The the percentage of frauds can be a lot lower than that of normal transactions, say 1%. 

When train a model with the imbalanced data, it might be difficult because the measurement indicator doesnt work well.

For example, 

  the prediction accuracy = (True Positive + True Negative) / (TP + FP + TN + FN)

  because the number of true positives is very small, the accuracy is already 99% if the model simply predicts everything as negative.

Also because the number of true positives is too small that its hard for the model to learn about it.

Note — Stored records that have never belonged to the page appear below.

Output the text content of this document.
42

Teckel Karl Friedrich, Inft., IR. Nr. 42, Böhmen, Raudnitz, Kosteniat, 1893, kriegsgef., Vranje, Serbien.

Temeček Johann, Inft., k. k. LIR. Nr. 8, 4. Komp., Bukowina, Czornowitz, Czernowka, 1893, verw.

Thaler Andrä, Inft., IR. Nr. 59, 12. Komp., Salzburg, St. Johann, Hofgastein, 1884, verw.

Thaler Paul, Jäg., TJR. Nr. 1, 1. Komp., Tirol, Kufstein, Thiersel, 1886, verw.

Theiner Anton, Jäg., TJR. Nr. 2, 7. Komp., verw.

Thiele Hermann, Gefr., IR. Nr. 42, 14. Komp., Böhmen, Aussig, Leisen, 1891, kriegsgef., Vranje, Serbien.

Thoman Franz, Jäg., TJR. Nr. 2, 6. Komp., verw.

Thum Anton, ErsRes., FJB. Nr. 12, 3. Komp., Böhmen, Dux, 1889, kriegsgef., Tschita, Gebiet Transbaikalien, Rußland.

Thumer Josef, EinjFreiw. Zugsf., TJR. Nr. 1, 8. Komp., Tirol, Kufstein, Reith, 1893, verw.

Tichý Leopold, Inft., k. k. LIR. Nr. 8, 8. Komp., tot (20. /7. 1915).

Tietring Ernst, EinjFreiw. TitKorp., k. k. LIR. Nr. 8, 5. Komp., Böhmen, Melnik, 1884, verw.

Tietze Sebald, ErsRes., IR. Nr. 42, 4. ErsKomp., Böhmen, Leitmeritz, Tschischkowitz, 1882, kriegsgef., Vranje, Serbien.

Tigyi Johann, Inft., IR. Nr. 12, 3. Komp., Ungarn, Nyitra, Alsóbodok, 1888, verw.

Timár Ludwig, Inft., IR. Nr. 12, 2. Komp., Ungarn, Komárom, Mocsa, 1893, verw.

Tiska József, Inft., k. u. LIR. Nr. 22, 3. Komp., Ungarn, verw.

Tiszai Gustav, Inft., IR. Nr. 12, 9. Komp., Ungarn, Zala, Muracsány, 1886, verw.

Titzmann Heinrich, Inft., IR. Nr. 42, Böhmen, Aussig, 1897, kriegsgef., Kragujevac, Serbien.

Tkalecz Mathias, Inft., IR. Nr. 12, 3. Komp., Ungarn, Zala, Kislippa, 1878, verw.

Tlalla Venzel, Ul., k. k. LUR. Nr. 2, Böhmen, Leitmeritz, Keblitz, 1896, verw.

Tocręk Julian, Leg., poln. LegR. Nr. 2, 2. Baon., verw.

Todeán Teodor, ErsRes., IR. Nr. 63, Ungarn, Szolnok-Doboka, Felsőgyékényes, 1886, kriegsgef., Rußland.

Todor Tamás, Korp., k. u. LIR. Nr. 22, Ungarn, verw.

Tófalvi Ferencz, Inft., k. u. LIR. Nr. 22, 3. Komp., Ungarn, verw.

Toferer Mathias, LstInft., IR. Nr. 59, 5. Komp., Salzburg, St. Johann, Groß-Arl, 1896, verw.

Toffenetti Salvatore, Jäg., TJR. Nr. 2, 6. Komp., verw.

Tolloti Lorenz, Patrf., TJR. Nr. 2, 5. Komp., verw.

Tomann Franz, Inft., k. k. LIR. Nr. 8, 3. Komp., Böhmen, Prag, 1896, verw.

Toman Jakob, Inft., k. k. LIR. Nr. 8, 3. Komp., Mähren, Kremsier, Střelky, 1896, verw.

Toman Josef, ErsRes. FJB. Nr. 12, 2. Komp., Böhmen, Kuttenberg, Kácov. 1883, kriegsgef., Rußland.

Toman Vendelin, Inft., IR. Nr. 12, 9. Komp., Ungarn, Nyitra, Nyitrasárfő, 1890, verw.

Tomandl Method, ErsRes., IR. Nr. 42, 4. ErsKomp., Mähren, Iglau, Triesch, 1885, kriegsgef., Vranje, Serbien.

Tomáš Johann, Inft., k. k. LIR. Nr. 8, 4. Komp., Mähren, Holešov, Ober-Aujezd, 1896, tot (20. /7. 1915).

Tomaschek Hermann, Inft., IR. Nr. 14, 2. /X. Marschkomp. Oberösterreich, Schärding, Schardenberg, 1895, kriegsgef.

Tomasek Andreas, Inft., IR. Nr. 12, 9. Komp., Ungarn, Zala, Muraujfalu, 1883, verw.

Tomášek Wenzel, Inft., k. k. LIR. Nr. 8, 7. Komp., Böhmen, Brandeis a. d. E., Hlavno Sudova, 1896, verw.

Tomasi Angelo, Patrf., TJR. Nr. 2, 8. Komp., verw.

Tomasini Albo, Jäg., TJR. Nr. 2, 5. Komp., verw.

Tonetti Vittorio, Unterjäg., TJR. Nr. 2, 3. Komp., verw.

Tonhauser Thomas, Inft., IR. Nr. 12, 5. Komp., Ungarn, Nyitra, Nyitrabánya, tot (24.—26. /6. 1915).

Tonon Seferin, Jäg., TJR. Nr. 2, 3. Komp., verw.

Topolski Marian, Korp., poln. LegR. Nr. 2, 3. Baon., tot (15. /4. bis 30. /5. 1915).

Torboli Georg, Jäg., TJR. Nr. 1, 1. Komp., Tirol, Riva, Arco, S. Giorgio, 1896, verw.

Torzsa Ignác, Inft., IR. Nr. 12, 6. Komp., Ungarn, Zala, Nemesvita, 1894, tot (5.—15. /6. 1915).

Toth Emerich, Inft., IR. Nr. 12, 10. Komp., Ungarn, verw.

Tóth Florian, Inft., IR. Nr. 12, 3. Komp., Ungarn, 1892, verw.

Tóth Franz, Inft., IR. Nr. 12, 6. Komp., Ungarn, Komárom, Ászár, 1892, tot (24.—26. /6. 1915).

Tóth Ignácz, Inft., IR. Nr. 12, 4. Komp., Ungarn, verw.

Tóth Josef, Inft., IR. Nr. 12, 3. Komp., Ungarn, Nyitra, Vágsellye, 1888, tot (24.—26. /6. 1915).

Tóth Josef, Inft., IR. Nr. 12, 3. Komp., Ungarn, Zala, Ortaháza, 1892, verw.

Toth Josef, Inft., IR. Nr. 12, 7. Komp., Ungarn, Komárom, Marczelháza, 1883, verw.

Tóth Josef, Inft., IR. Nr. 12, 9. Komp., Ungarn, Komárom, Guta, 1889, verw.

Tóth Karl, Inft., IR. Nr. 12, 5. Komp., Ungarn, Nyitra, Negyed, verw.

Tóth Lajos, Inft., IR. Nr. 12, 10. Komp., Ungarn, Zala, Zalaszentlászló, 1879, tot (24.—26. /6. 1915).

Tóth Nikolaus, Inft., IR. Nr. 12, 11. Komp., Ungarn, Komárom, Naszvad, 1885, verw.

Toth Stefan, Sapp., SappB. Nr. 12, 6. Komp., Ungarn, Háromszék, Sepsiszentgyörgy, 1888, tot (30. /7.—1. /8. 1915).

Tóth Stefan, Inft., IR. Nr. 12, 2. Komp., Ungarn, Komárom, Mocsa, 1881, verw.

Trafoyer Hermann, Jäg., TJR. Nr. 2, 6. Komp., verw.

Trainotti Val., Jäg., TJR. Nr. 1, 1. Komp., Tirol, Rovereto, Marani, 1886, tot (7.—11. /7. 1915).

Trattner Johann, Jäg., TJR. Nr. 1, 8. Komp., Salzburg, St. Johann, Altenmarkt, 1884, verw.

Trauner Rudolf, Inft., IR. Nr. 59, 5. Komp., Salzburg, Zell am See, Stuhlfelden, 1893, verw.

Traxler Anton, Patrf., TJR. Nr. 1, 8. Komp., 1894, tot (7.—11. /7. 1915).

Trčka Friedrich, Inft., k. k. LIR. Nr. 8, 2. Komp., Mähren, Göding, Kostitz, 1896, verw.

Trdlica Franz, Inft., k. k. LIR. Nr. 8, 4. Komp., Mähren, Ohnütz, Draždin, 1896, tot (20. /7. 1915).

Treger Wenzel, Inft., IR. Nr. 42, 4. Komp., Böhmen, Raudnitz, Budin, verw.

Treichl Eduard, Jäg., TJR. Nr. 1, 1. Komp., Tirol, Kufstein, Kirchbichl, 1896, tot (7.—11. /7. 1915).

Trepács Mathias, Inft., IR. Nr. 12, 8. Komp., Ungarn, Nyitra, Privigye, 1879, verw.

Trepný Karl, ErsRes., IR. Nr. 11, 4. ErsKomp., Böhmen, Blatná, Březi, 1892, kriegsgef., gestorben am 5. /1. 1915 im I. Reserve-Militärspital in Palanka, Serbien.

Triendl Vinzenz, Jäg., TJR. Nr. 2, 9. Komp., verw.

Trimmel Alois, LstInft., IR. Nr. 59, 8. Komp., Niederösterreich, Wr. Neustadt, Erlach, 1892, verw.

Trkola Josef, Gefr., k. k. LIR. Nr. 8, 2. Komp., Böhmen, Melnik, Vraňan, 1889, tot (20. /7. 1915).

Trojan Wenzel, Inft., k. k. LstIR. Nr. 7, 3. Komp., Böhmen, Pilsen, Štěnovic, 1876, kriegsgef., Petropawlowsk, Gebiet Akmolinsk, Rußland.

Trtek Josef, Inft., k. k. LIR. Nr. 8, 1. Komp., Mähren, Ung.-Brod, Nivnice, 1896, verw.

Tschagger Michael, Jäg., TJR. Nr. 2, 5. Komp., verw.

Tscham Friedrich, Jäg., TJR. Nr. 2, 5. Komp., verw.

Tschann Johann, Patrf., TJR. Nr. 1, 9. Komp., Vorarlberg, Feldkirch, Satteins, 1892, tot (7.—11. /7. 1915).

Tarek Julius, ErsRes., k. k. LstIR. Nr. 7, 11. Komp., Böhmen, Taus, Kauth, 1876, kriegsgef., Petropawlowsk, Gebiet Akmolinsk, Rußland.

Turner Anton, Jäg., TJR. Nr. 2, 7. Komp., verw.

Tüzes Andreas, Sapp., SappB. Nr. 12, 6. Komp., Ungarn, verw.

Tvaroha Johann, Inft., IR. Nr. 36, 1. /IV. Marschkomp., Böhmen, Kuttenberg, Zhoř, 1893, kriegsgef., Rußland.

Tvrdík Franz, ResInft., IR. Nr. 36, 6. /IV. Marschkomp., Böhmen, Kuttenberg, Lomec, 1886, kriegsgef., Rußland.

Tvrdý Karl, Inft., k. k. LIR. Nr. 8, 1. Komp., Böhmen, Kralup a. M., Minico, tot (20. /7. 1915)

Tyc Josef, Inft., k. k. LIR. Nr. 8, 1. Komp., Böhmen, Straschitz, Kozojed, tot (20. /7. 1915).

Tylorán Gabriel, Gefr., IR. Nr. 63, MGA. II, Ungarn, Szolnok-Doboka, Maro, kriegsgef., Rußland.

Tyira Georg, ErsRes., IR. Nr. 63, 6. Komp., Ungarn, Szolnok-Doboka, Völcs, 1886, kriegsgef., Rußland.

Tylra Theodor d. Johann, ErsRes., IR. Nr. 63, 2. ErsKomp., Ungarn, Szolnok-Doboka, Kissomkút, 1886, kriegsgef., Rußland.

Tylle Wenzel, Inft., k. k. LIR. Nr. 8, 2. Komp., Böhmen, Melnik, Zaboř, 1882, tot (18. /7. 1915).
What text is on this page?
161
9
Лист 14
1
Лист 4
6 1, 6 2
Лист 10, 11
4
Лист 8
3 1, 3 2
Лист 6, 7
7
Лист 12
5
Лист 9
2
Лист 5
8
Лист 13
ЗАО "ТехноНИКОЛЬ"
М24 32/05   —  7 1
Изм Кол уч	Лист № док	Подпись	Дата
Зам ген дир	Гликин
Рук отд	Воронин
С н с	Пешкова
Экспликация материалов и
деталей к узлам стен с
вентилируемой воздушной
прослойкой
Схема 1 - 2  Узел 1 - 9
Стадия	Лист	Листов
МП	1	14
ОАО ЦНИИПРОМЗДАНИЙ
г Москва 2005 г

The majority class over-dominates the training data.

One way is to under-sample the majority class data so it's not too dominating, and over-sample the minority class data so it's more contributing to the learned rules.

However those simple under-sampling / over-sampling usually doesnt work well.

A slightly better way (probably only slightly better) is to oversample the minority class by creating synthetic data.

Instead of just repeat a same data sample, it finds the nearest neighbours of a data sample and insert a new data sample between it and it's neighbour.

For example, we need to oversample 200% of the minority class. 

1. foreach of the sample in the minority class

      1.1 find it's 10 nearest neighbours. (can be 5 nearest neighbours.. )

      1.2 randomly choose 2 of the 10 neighbours (so as to oversample 200%, choose 3 if need 300%)

          2. foreach of the choosen neighbours

             2.1 find a random position between the sample and the neighbor.

                 this is done by finding a random position (0 to 100%) of the distance between the sample and the neighbor for each of the feature dimensions. 

             2.2 that random position is the new synthetic data

So essentially it chooses a few of the nearest neighbours depending on the over sampling rate, and insert synthetic sample between itself and the chosen neighbour.

The position of the synthetic sample is a random position between itself and the neighbour.

This is all about smote. simple but works sometimes.

When the feature is binary, 0 / 1, would that work at all? 0.5 means nothing.

from imblearn.over_sampling import SMOTE

smote=SMOTE(ratio='minority', k_neighbors=5, kind='regular')

X_extra, y_extra = smote.fit_sample(X, y)